Swinnerton's talents drew attention in the Hearst chain, and in 1898 he moved to New York City to draw cartoons for the New York Journal. Apparently at Hearst's request, he shifted his characters from bears to tigers, the emblem of Tammany Hall, creating The Little Tigers. The Tigers strip debuted on February 20, 1898.

At first fairly generic, over time individual characters began to emerge, the most popular being the womanizing playboy "Mr. Jack", who first appeared on May 17, 1903. The first use of Mr. Jack as the title of the strip was on August 30, and that title was used consistently starting with the October 4, 1903 strip.

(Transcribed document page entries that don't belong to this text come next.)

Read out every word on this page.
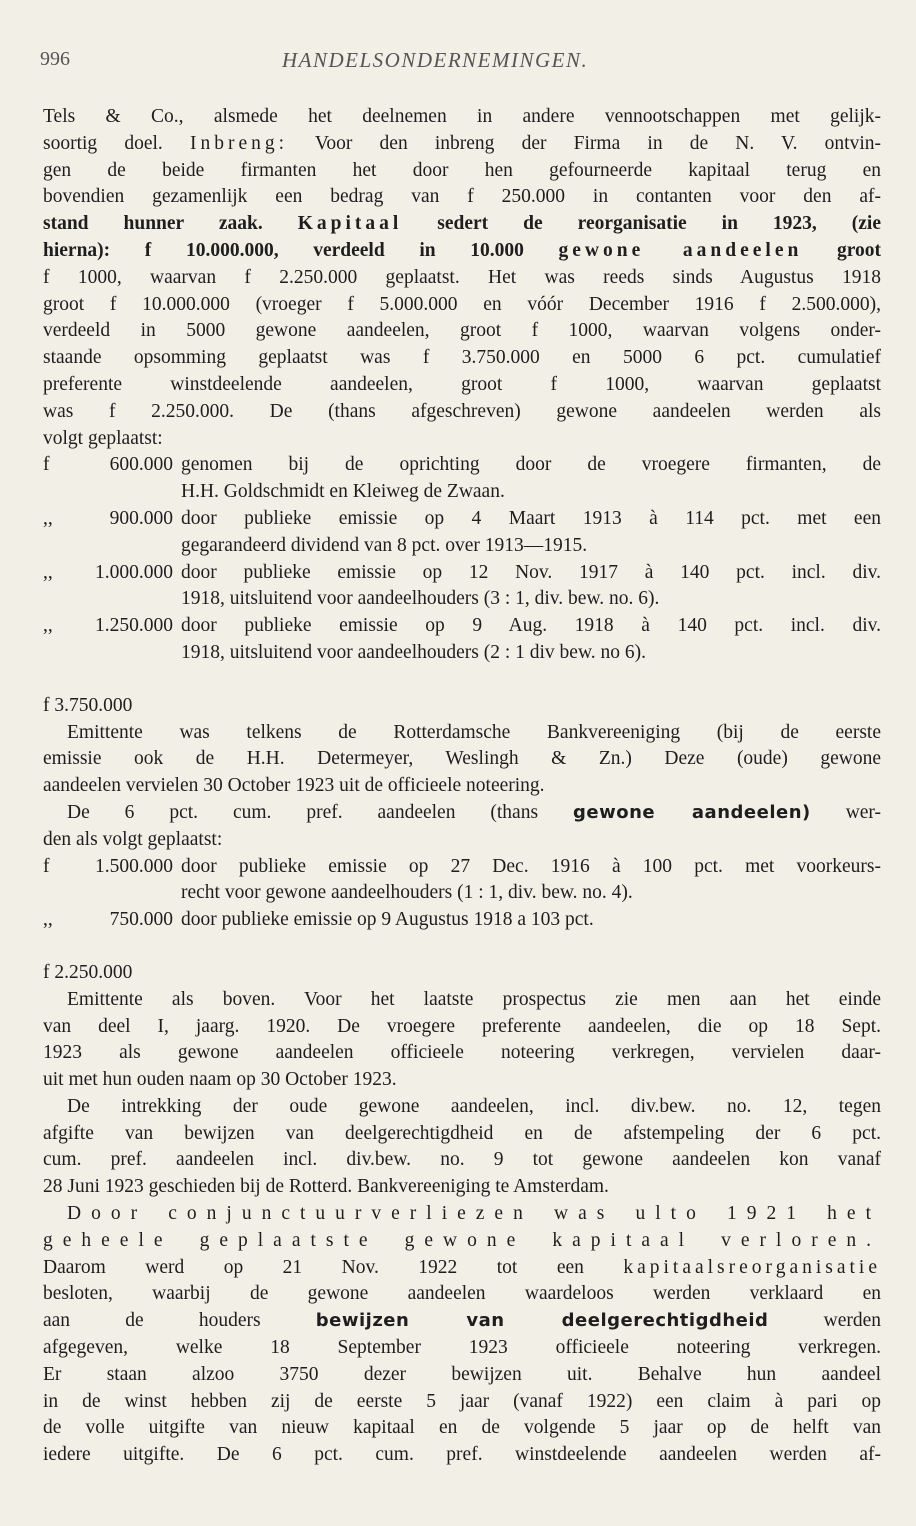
996	HANDELSONDERNEMINGEN.
Tels & Co., alsmede het deelnemen in andere vennootschappen met gelijk-
soortig doel. Inbreng: Voor den inbreng der Firma in de N. V. ontvin-
gen de beide firmanten het door hen gefourneerde kapitaal terug en
bovendien gezamenlijk een bedrag van f 250.000 in contanten voor den af-
stand hunner zaak. Kapitaal sedert de reorganisatie in 1923, (zie
hierna): f 10.000.000, verdeeld in 10.000 gewone aandeelen groot
f 1000, waarvan f 2.250.000 geplaatst. Het was reeds sinds Augustus 1918
groot f 10.000.000 (vroeger f 5.000.000 en vóór December 1916 f 2.500.000),
verdeeld in 5000 gewone aandeelen, groot f 1000, waarvan volgens onder-
staande opsomming geplaatst was f 3.750.000 en 5000 6 pct. cumulatief
preferente winstdeelende aandeelen, groot f 1000, waarvan geplaatst
was f 2.250.000. De (thans afgeschreven) gewone aandeelen werden als
volgt geplaatst:
f	600.000 genomen bij de oprichting door de vroegere firmanten, de
H.H. Goldschmidt en Kleiweg de Zwaan.
,,	900.000 door publieke emissie op 4 Maart 1913 à 114 pct. met een
gegarandeerd dividend van 8 pct. over 1913—1915.
,,	1.000.000 door publieke emissie op 12 Nov. 1917 à 140 pct. incl. div.
1918, uitsluitend voor aandeelhouders (3 : 1, div. bew. no. 6).
,,	1.250.000 door publieke emissie op 9 Aug. 1918 à 140 pct. incl. div.
1918, uitsluitend voor aandeelhouders (2 : 1 div bew. no 6).
f 3.750.000
Emittente was telkens de Rotterdamsche Bankvereeniging (bij de eerste
emissie ook de H.H. Determeyer, Weslingh & Zn.) Deze (oude) gewone
aandeelen vervielen 30 October 1923 uit de officieele noteering.
De 6 pct. cum. pref. aandeelen (thans gewone aandeelen) wer-
den als volgt geplaatst:
f	1.500.000 door publieke emissie op 27 Dec. 1916 à 100 pct. met voorkeurs-
recht voor gewone aandeelhouders (1 : 1, div. bew. no. 4).
,,	750.000 door publieke emissie op 9 Augustus 1918 a 103 pct.
f 2.250.000
Emittente als boven. Voor het laatste prospectus zie men aan het einde
van deel I, jaarg. 1920. De vroegere preferente aandeelen, die op 18 Sept.
1923 als gewone aandeelen officieele noteering verkregen, vervielen daar-
uit met hun ouden naam op 30 October 1923.
De intrekking der oude gewone aandeelen, incl. div.bew. no. 12, tegen
afgifte van bewijzen van deelgerechtigdheid en de afstempeling der 6 pct.
cum. pref. aandeelen incl. div.bew. no. 9 tot gewone aandeelen kon vanaf
28 Juni 1923 geschieden bij de Rotterd. Bankvereeniging te Amsterdam.
Door conjunctuurverliezen was ulto 1921 het
geheele geplaatste gewone kapitaal verloren.
Daarom werd op 21 Nov. 1922 tot een kapitaalsreorganisatie
besloten, waarbij de gewone aandeelen waardeloos werden verklaard en
aan de houders	bewijzen van deelgerechtigdheid	werden
afgegeven, welke 18 September 1923 officieele noteering verkregen.
Er staan alzoo 3750 dezer bewijzen uit. Behalve hun aandeel
in de winst hebben zij de eerste 5 jaar (vanaf 1922) een claim à pari op
de volle uitgifte van nieuw kapitaal en de volgende 5 jaar op de helft van
iedere uitgifte. De 6 pct. cum. pref. winstdeelende aandeelen werden af-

While previous animal characters in art and fiction were often given some human features, such as clothing and speech, Swinnerton went a step further with Mr. Jack by giving him an essentially human body below his tiger head, complete with hands rather than paws and an upright stance. As such, comics historian Don Markstein wrote that he was probably "the first ? [sic]realized funny animal", a character type that would soon become very well established in comics and other media.

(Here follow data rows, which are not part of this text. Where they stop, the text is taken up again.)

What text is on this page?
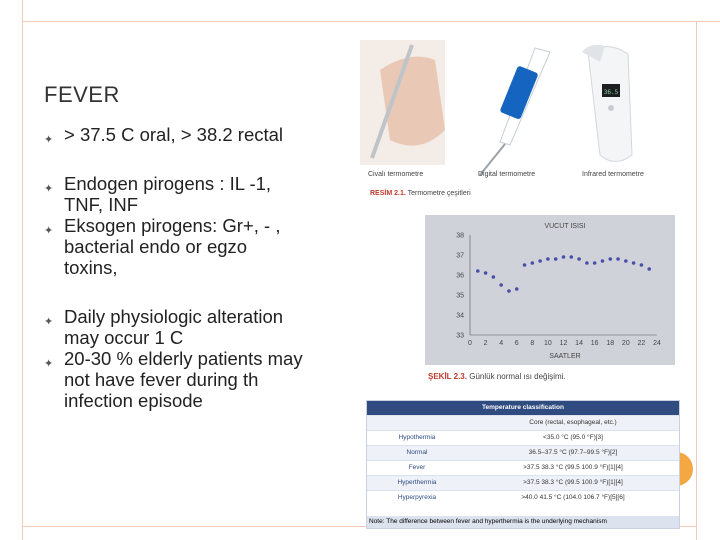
FEVER
✦ > 37.5 C oral, > 38.2 rectal
✦ Endogen pirogens : IL -1, TNF, INF
✦ Eksogen pirogens: Gr+, - , bacterial endo or egzo toxins,
✦ Daily physiologic alteration may occur 1 C
✦ 20-30 % elderly patients may not have fever during th infection episode
36.5
Civalı termometre	Digital termometre	Infrared termometre
RESİM 2.1. Termometre çeşitleri
VUCUT ISISI
SAATLER
33
34
35
36
37
38
0 2 4 6 8 10 12 14 16 18 20 22 24
ŞEKİL 2.3. Günlük normal ısı değişimi.
Temperature classification
Core (rectal, esophageal, etc.)
Hypothermia	<35.0 °C (95.0 °F)[3]
Normal	36.5–37.5 °C (97.7–99.5 °F)[2]
Fever	>37.5 38.3 °C (99.5 100.9 °F)[1][4]
Hyperthermia	>37.5 38.3 °C (99.5 100.9 °F)[1][4]
Hyperpyrexia	>40.0 41.5 °C (104.0 106.7 °F)[5][6]
Note: The difference between fever and hyperthermia is the underlying mechanism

Jack's rakish ways made him a target of protests that he was a bad example for children, and after 1904 his strip was moved to the sports section, seen as a more adult and male area of the paper. It also ran less frequently, as Swinnerton focused on his new strip, the more popular Little Jimmy. After a hiatus, Mr. Jack returned to the Sunday pages in January 1905, and then occasionally until January 21, 1906.

Mr. Jack was revived as a weekday strip starting October 3, 1907, although it appeared sporadically during some periods (particularly in 1912 and 1915). From March to September 1916, it appeared as The Escapades of Mr. Jack. Returning to the Mr. Jack title, the strip continued until at least 1919. The latter date is given in some sources for Swinnerton's work, though Markstein notes that some later strips depicting Jack surreptitiously drinking alcohol behind the backs of police officers appear to date them to the Prohibition era of the 1920s.

Starting January 24, 1926, Mr. Jack's strip became a topper above the Little Jimmy Sunday page and was toned down. It ran until 1935, when it was discontinued, replaced by Li'l Ole Orvie. Swinnerton continued to draw Little Jimmy until 1958, and died in 1974.

==Characters and story==
The central character is Mr. Jack, a married but philandering tiger who would flirt with any nearby lady. His long-suffering spouse, "Wifey", often has to beg forgiveness for her husband's misbehavior, only to beat him senseless afterward. Though his shameless behavior is usually punished, generally by his wife or the boyfriends of his victims, he generally concludes that it was all worth it. On the whole, he is a popular figure among the less conservative characters in his universe: he is often seen as the jovial life of the party, charming to women and admired by men.

==Influence==
Mr. Jack, while never as popular as Little Jimmy, still had a considerable influence. One clear derivative was Mr. George by Harold Knerr, the second author of the Katzenjammer Kids.